Following its presentation on Apple News+, the company revealed that it has partnered with Goldman Sachs on a credit card done the Apple way: minimalist, titanium and laser-etched, and focused on privacy and security.
The card is simplistic: it comes totally free of a signature, card number, or other information beyond your name. It is, as far as credit cards go and true to Apple form, pretty freaking beautiful. But the features of Apple Card are what make it interesting.
First, it comes paired with Apple Pay, meaning users are able to manage their card and account right from their phones. Apple Card holders are able to easily track their spending in-app, and it will also use machine learning and Apple Maps to colour-code by categories and locations, which Apple will serve up in weekly and monthly user-specific reports.

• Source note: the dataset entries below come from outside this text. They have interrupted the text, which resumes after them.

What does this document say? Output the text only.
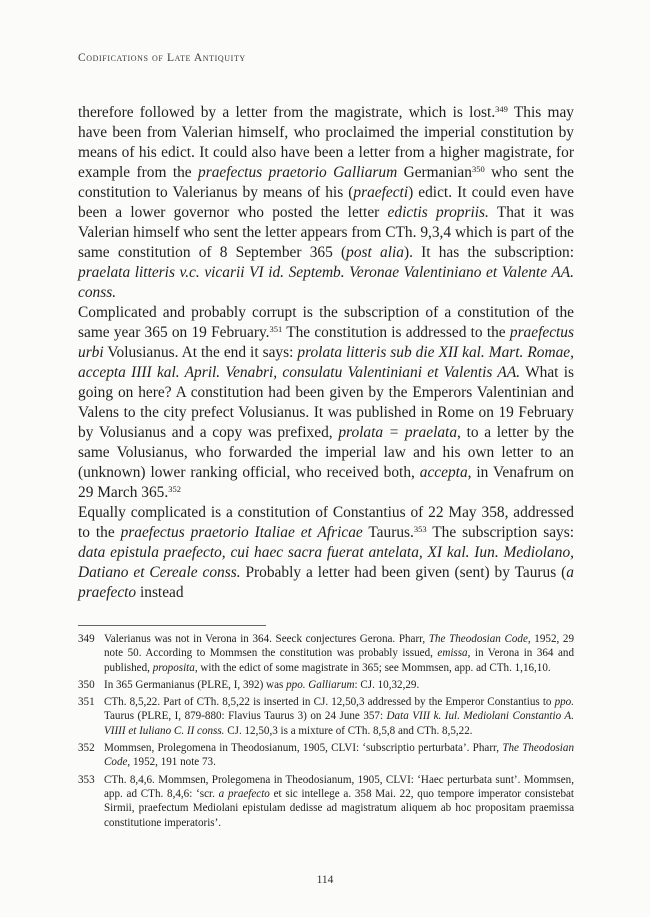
Codifications of Late Antiquity

therefore followed by a letter from the magistrate, which is lost.$^{349}$ This may have been from Valerian himself, who proclaimed the imperial constitution by means of his edict. It could also have been a letter from a higher magistrate, for example from the praefectus praetorio Galliarum Germanian$^{350}$ who sent the constitution to Valerianus by means of his (praefecti) edict. It could even have been a lower governor who posted the letter edictis propriis. That it was Valerian himself who sent the letter appears from CTh. 9,3,4 which is part of the same constitution of 8 September 365 (post alia). It has the subscription: praelata litteris v.c. vicarii VI id. Septemb. Veronae Valentiniano et Valente AA. conss.

Complicated and probably corrupt is the subscription of a constitution of the same year 365 on 19 February.$^{351}$ The constitution is addressed to the praefectus urbi Volusianus. At the end it says: prolata litteris sub die XII kal. Mart. Romae, accepta IIII kal. April. Venabri, consulatu Valentiniani et Valentis AA. What is going on here? A constitution had been given by the Emperors Valentinian and Valens to the city prefect Volusianus. It was published in Rome on 19 February by Volusianus and a copy was prefixed, prolata = praelata, to a letter by the same Volusianus, who forwarded the imperial law and his own letter to an (unknown) lower ranking official, who received both, accepta, in Venafrum on 29 March 365.$^{352}$

Equally complicated is a constitution of Constantius of 22 May 358, addressed to the praefectus praetorio Italiae et Africae Taurus.$^{353}$ The subscription says: data epistula praefecto, cui haec sacra fuerat antelata, XI kal. Iun. Mediolano, Datiano et Cereale conss. Probably a letter had been given (sent) by Taurus (a praefecto instead

349 Valerianus was not in Verona in 364. Seeck conjectures Gerona. Pharr, The Theodosian Code, 1952, 29 note 50. According to Mommsen the constitution was probably issued, emissa, in Verona in 364 and published, proposita, with the edict of some magistrate in 365; see Mommsen, app. ad CTh. 1,16,10.
350 In 365 Germanianus (PLRE, I, 392) was ppo. Galliarum: CJ. 10,32,29.
351 CTh. 8,5,22. Part of CTh. 8,5,22 is inserted in CJ. 12,50,3 addressed by the Emperor Constantius to ppo. Taurus (PLRE, I, 879-880: Flavius Taurus 3) on 24 June 357: Data VIII k. Iul. Mediolani Constantio A. VIIII et Iuliano C. II conss. CJ. 12,50,3 is a mixture of CTh. 8,5,8 and CTh. 8,5,22.
352 Mommsen, Prolegomena in Theodosianum, 1905, CLVI: ‘subscriptio perturbata’. Pharr, The Theodosian Code, 1952, 191 note 73.
353 CTh. 8,4,6. Mommsen, Prolegomena in Theodosianum, 1905, CLVI: ‘Haec perturbata sunt’. Mommsen, app. ad CTh. 8,4,6: ‘scr. a praefecto et sic intellege a. 358 Mai. 22, quo tempore imperator consistebat Sirmii, praefectum Mediolani epistulam dedisse ad magistratum aliquem ab hoc propositam praemissa constitutione imperatoris’.
114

Basically, it’ll show you how your spending is trending on a weekly or monthly basis. The idea behind this system is to give its users a better idea of how and where they spend their money to better inform their financial decisions.
It may have its moments, but Apple is notoriously focused on privacy and security, and it sounds like Apple Card will be no exception to its principles.
On the privacy front, Apple says that it will never track what cardholders buy, where they buy it, or how much they paid. It also says that it won’t store or sell your data, either. The same pledge to not sell your data also applies to Apple’s partners, Mastercard and Goldman Sachs.
Beyond the simplistic hardware element of the physical card itself, purchases must be authorised with Face ID or Touch ID and a one-time security code. That means the likelihood that anyone could make off with your card and do some damage damn near impossible.
Another Apple Card perk is that it’ll come free of fees—meaning not only no annual fees but also no late or overdraft fees — and the company says interest rates will be low by comparison with industry standard rates.
Last but not least: Rewards. Apple says it’ll add a percentage of every purchase back to customers through its Daily Cash program. The company says that breaks down as 3 per cent on all purchases made with Apple, 2 per cent when you use Apple Pay, 1 per cent when using the physical card.
Honestly, it all has us wondering what’s the catch? Since you’re likely already wondering how to get one, the company says it’ll arrive sometime this year.